El encuentro terminó siendo un verdadero golpe de realidad para Boyacá Chicó, que cayó 2-0 frente a Deportivo Pasto en un partido marcado por decisiones arbitrales, errores defensivos y un rendimiento que nunca logró consolidarse. Lo que comenzó como un duelo parejo, rápidamente se transformó en una pesadilla para el conjunto ‘ajedrezado’. El primer quiebre del encuentro llegó en un momento crítico: sobre el cierre del primer tiempo. Una jugada revisada por el VAR terminó cambiando el rumbo del partido. Lo que inicialmente era una tarjeta amarilla para Faiber Arroyo, se convirtió en expulsión directa tras la revisión del árbitro Ferney Trujillo, al considerar que se trataba de una jugada manifiesta de gol. Esa decisión dejó al Chicó con diez hombres justo antes del descanso, condicionando todo el planteamiento para la segunda mitad. Pero el golpe no terminó ahí. Minutos después, Deportivo Pasto aprovechó la desconcentración y abrió el marcador desde el punto penal. Andrey Estupiñán no falló y puso el 1-0, inclinando definitivamente la balanza a favor del equipo local, que ya dominaba el ritmo del partido. Con un hombre menos y el marcador en contra, Chicó intentó resistir con un bloque bajo, apostando al contragolpe. Sin embargo, la presión alta del Pasto y la velocidad por las bandas terminan desbordando una defensa que mostró fisuras constantes. La falta de cohesión en las coberturas permitió que los locales encontrarán espacios con facilidad.
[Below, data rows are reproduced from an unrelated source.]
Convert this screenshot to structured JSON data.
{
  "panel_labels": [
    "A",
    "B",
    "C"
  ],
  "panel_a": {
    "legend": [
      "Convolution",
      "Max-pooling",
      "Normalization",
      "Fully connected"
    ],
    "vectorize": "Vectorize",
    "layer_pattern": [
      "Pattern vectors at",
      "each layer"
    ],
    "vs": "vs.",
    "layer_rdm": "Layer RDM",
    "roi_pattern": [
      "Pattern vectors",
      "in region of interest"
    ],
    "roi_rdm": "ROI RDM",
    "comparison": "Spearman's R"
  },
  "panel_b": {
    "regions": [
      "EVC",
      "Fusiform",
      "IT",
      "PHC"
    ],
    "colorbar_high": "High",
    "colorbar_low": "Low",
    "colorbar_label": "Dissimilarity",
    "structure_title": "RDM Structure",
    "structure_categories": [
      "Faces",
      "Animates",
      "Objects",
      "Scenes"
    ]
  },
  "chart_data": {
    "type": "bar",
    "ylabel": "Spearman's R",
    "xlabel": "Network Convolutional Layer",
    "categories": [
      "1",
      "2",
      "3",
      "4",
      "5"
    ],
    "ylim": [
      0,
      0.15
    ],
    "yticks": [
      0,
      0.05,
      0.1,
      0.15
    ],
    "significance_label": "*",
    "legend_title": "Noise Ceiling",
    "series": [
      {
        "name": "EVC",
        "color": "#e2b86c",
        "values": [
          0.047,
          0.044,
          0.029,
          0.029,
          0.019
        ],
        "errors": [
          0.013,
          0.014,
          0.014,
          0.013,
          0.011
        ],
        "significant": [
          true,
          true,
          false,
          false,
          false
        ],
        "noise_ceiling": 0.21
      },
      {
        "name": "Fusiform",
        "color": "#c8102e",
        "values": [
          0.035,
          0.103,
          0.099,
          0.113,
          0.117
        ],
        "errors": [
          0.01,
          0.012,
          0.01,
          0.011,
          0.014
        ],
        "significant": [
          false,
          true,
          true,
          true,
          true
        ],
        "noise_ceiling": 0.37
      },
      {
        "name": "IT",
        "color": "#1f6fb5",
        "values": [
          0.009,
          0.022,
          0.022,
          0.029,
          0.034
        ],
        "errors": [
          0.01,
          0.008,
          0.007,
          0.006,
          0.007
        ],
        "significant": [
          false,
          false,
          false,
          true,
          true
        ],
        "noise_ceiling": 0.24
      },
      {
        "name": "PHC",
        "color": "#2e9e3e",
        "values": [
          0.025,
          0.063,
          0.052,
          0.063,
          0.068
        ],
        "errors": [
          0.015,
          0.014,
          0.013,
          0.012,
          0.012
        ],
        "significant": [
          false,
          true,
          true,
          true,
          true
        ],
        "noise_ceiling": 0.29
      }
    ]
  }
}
El segundo gol llegó como consecuencia de ese desgaste. En el minuto 76, Jonathan Perlaza aprovechó un doble cabezazo dentro del área para sentenciar el 2-0 definitivo. Para ese momento, el partido ya estaba completamente controlado por el equipo ‘volcánico’. Pero el impacto va más allá de este resultado. Con esta derrota, Chicó se hunde aún más en la tabla del descenso, una lucha cada vez más apretada y exigente. Al tratarse de un sistema por promedio, el margen de error es prácticamente nulo: el equipo está obligado a tener un rendimiento cercano al 100% en lo que resta del campeonato si quiere mantener la categoría, un escenario que hoy luce complejo.
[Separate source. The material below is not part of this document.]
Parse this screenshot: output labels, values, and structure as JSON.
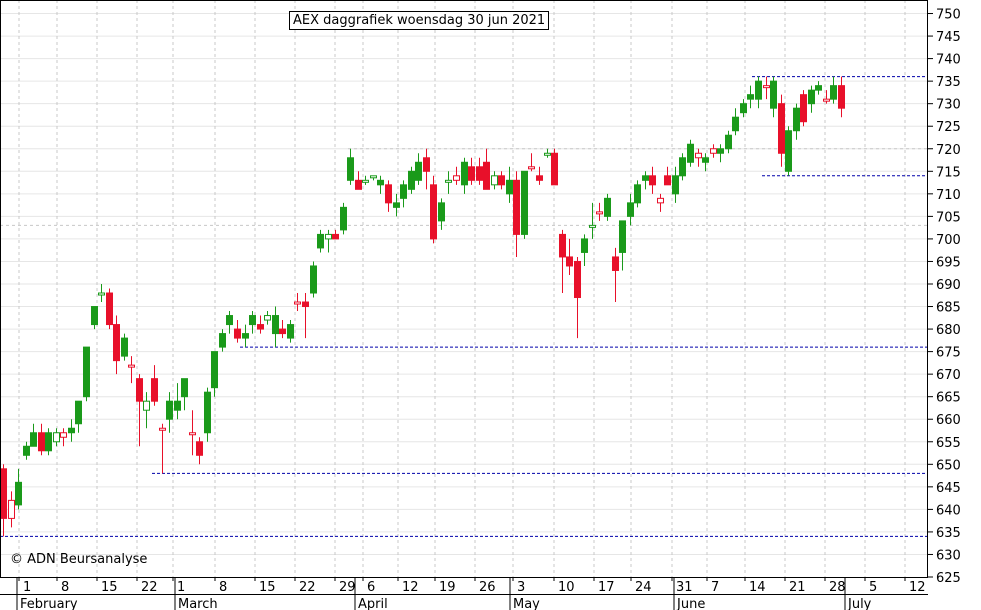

El próximo reto no será menor. Chicó deberá regresar el lunes 23 de marzo a las 2 de la tarde a casa, al estadio La Independencia, para enfrentar al Deportes Tolima, actual subcampeón del fútbol colombiano y un rival directo que también pelea por meterse en el grupo de los ocho. El equipo ‘pijao’ llega con la necesidad de sumar, lo que convierte este duelo en una verdadera final anticipada.